I’m not a writer, per se. Sure, I do a lot of writing (and communicating in general), but my real passions are business and helping people. Writing is one of the tools in my toolbox to help me achieve the ambitions that flow from those passions.
One of the things I’ve learned from writing, however, has stood me in good stead in all of my ventures. I call it the “good enough” principle, although there’s probably some catchy name for it out there already. It’s simply this – at some point, you have to accept that something is good enough and just let it go. This comes up frequently when writing, because you could always phrase something better or be a little more clever or have just a little more humour in your article. It’s easy to become a perfectionist when you’re writing something.

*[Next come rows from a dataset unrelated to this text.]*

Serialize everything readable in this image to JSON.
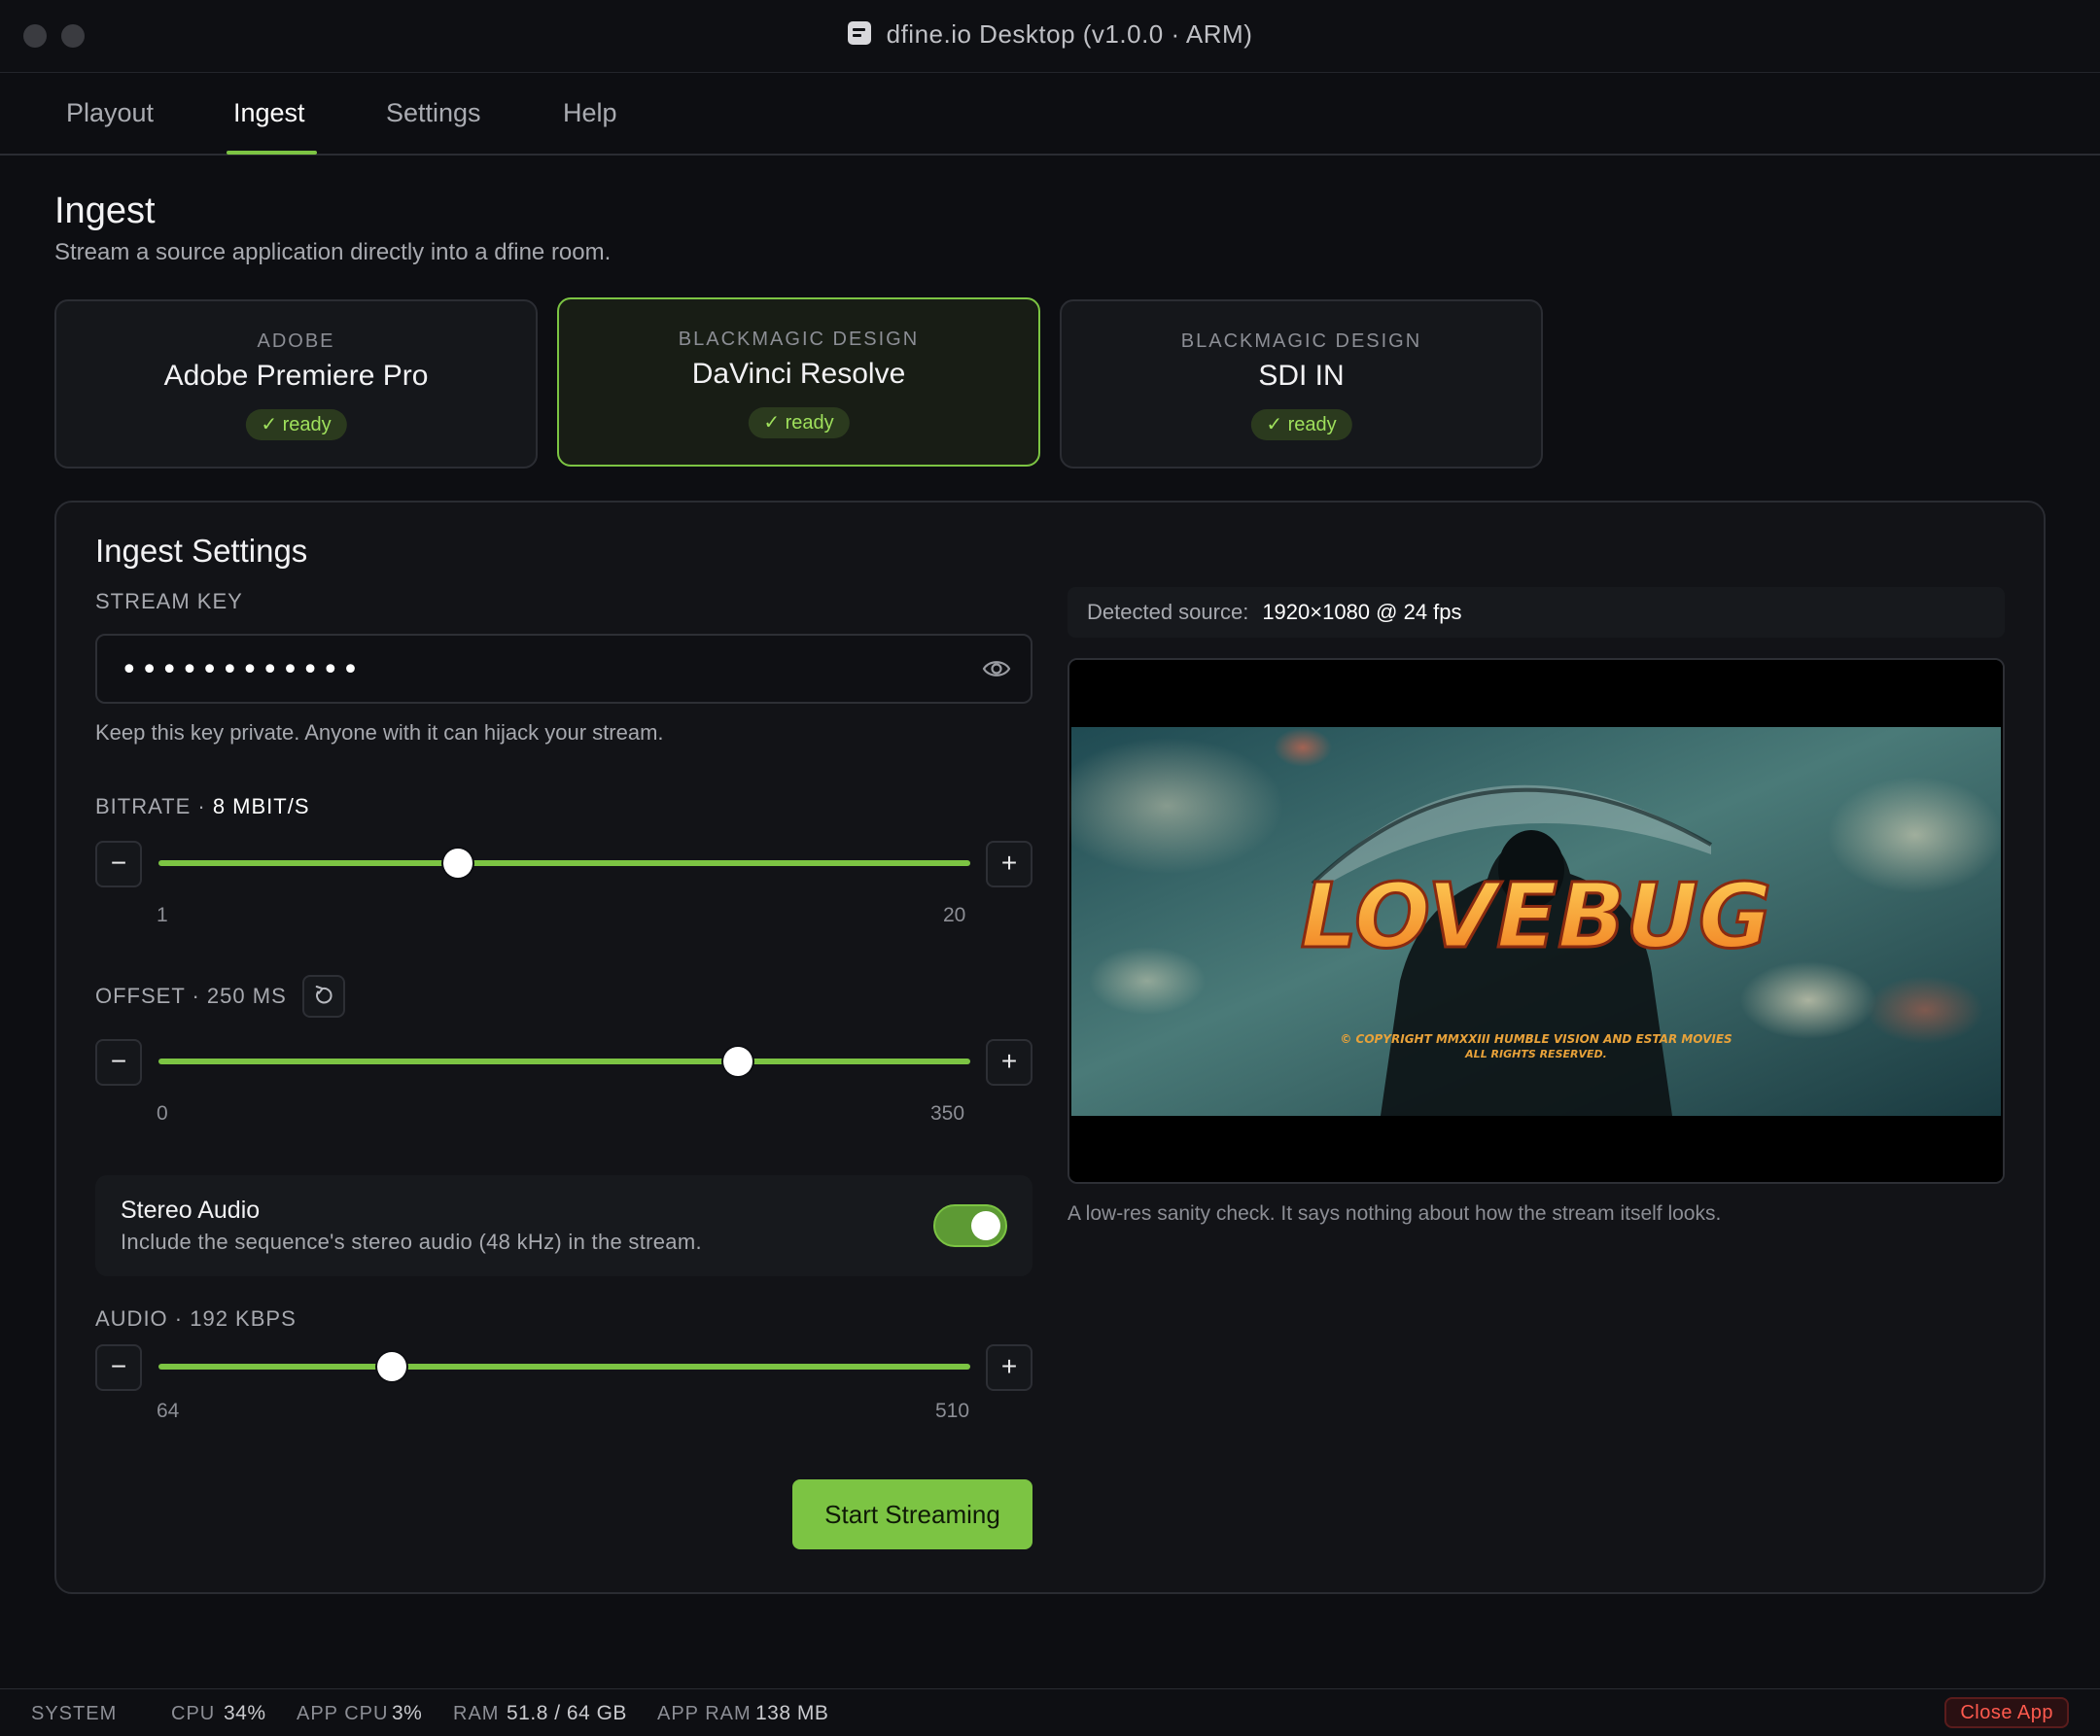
{
  "window": {
    "title": "dfine.io Desktop (v1.0.0 · ARM)"
  },
  "tabs": [
    {
      "label": "Playout"
    },
    {
      "label": "Ingest",
      "active": true
    },
    {
      "label": "Settings"
    },
    {
      "label": "Help"
    }
  ],
  "header": {
    "title": "Ingest",
    "subtitle": "Stream a source application directly into a dfine room."
  },
  "sources": [
    {
      "vendor": "ADOBE",
      "name": "Adobe Premiere Pro",
      "status": "✓ ready",
      "selected": false
    },
    {
      "vendor": "BLACKMAGIC DESIGN",
      "name": "DaVinci Resolve",
      "status": "✓ ready",
      "selected": true
    },
    {
      "vendor": "BLACKMAGIC DESIGN",
      "name": "SDI IN",
      "status": "✓ ready",
      "selected": false
    }
  ],
  "settings": {
    "title": "Ingest Settings",
    "stream_key": {
      "label": "STREAM KEY",
      "value": "••••••••••••",
      "help": "Keep this key private. Anyone with it can hijack your stream."
    },
    "bitrate": {
      "label": "BITRATE · ",
      "value_label": "8 MBIT/S",
      "min": 1,
      "max": 20,
      "value": 8,
      "min_label": "1",
      "max_label": "20"
    },
    "offset": {
      "label": "OFFSET · 250 MS",
      "min": 0,
      "max": 350,
      "value": 250,
      "min_label": "0",
      "max_label": "350"
    },
    "stereo_audio": {
      "title": "Stereo Audio",
      "description": "Include the sequence's stereo audio (48 kHz) in the stream.",
      "enabled": true
    },
    "audio": {
      "label": "AUDIO · 192 KBPS",
      "min": 64,
      "max": 510,
      "value": 192,
      "min_label": "64",
      "max_label": "510"
    },
    "start_button": "Start Streaming"
  },
  "preview": {
    "detected_label": "Detected source:",
    "detected_value": "1920×1080 @ 24 fps",
    "poster_title": "LOVEBUG",
    "poster_credit_1": "© COPYRIGHT MMXXIII HUMBLE VISION AND ESTAR MOVIES",
    "poster_credit_2": "ALL RIGHTS RESERVED.",
    "note": "A low-res sanity check. It says nothing about how the stream itself looks."
  },
  "statusbar": {
    "system_label": "SYSTEM",
    "cpu_label": "CPU",
    "cpu_value": "34%",
    "app_cpu_label": "APP CPU",
    "app_cpu_value": "3%",
    "ram_label": "RAM",
    "ram_value": "51.8 / 64 GB",
    "app_ram_label": "APP RAM",
    "app_ram_value": "138 MB",
    "close_label": "Close App"
  },
  "icons": {
    "eye": "eye-icon",
    "reset": "reset-icon",
    "minus": "−",
    "plus": "+"
  },
  "colors": {
    "accent": "#7cc443",
    "background": "#0d0e12",
    "danger": "#ff5a4e"
  }
}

The problem with being a perfectionist is that there is no such thing as perfect. You’ll simply never be done if you’re trying to be perfect – and the more time you spend on any one task, the less time you’re spending on others. There comes a point where you need to draw a line and say “that’s it, I’m done.”
Of course, you don’t want that point to be chosen arbitrarily. When you set out with a task, give yourself a firm set of goals that you wish to achieve through the course of working on the project, and let yourself know that you’ll be considering your task completed when you achieve those goals. For example: for this article, I’d like to clearly communicate a certain concept. Once I’ve done so – and I think I’ve done it – then I will be able to consider this article completed, even though there may be a better way I could have put it, or there may have been more information I could have disclosed.
Remember – at the end of the day, it’s not the things you’re doing that people will remember; it’s the things you’ve done.